The milestone comes a day after the German health ministry warned that "we are seeing an escalation of the situation".
The upwards trend "became visible in almost all age groups over the past week and it is to be expected that the increase in case numbers will pick up speed in the further course of autumn and winter," health ministry spokesman Oliver Ewald said.
Germany recorded 86 new COVID-19 deaths on Saturday, with the country's total toll rising to 95,077, according to official figures.
There were also 15,145 new infections recorded over 24 hours, the figure having risen 31 per cent over the last eight days.
The rise comes as the leaders of Germany's 16 states are discussing how to proceed after a nationwide state of emergency is set to lapse on Nov 25, meaning restrictions will automatically expire then unless extended by parliamentary vote.
Spahn said on Saturday that it should be possible to lift the state of emergency while still upholding rules requiring mask-wearing and proof of vaccination, recovery or a negative test result to enter most indoor public spaces.
"We can obviously deal with higher incidences, higher numbers of infections better, much better without overburdening the health system because so many are already vaccinated," Spahn said in an interview with Deutschlandfunk radio.
"This path from a state of emergency to a state of special caution to a state of normality, probably in the spring, if there is no new variant, is, I think, also one that gives confidence."
However, he noted that parts of Germany with lower rates of vaccination - such as Saxony and Thueringen - were already seeing pressure on hospitals from rising infections.

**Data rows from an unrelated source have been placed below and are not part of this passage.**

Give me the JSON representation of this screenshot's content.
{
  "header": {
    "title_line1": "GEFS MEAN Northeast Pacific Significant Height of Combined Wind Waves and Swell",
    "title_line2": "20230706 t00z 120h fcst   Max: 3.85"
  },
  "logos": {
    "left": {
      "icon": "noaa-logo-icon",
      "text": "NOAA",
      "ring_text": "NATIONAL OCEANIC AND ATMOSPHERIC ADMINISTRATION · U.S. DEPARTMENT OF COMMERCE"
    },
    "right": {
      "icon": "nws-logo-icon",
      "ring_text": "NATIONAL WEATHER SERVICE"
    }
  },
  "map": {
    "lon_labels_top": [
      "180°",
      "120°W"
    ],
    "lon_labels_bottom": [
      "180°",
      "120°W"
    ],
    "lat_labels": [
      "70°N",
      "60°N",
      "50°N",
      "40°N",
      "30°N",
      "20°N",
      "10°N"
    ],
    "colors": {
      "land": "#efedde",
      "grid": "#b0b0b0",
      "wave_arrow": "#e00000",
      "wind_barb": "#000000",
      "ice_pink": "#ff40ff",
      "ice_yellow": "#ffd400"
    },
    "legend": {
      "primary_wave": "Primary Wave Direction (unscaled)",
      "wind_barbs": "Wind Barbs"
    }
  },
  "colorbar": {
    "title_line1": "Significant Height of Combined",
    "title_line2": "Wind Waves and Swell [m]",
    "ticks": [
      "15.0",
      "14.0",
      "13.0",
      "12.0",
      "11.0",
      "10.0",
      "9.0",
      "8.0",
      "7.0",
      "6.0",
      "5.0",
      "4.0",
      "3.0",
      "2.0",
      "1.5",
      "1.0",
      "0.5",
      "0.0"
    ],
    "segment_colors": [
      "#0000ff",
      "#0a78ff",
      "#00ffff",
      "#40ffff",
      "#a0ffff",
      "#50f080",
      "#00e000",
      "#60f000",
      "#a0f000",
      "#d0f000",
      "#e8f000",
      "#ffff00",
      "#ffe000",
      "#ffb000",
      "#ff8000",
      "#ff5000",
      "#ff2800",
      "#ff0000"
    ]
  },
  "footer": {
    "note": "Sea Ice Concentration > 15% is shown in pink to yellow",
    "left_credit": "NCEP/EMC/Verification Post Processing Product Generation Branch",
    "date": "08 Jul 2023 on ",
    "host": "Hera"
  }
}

Around 66 per cent of German residents are fully vaccinated, compared with 63.3 per cent of people across the European Union.
Germany's DIVI intensive care association however voiced alarm.
Senior DIVI expert Christian Karagiannidis wrote on Twitter that there was a "very close correlation" between incidence rates and new COVID-19 hospital admissions.
"The real fourth wave is beginning now and is gathering speed," he tweeted.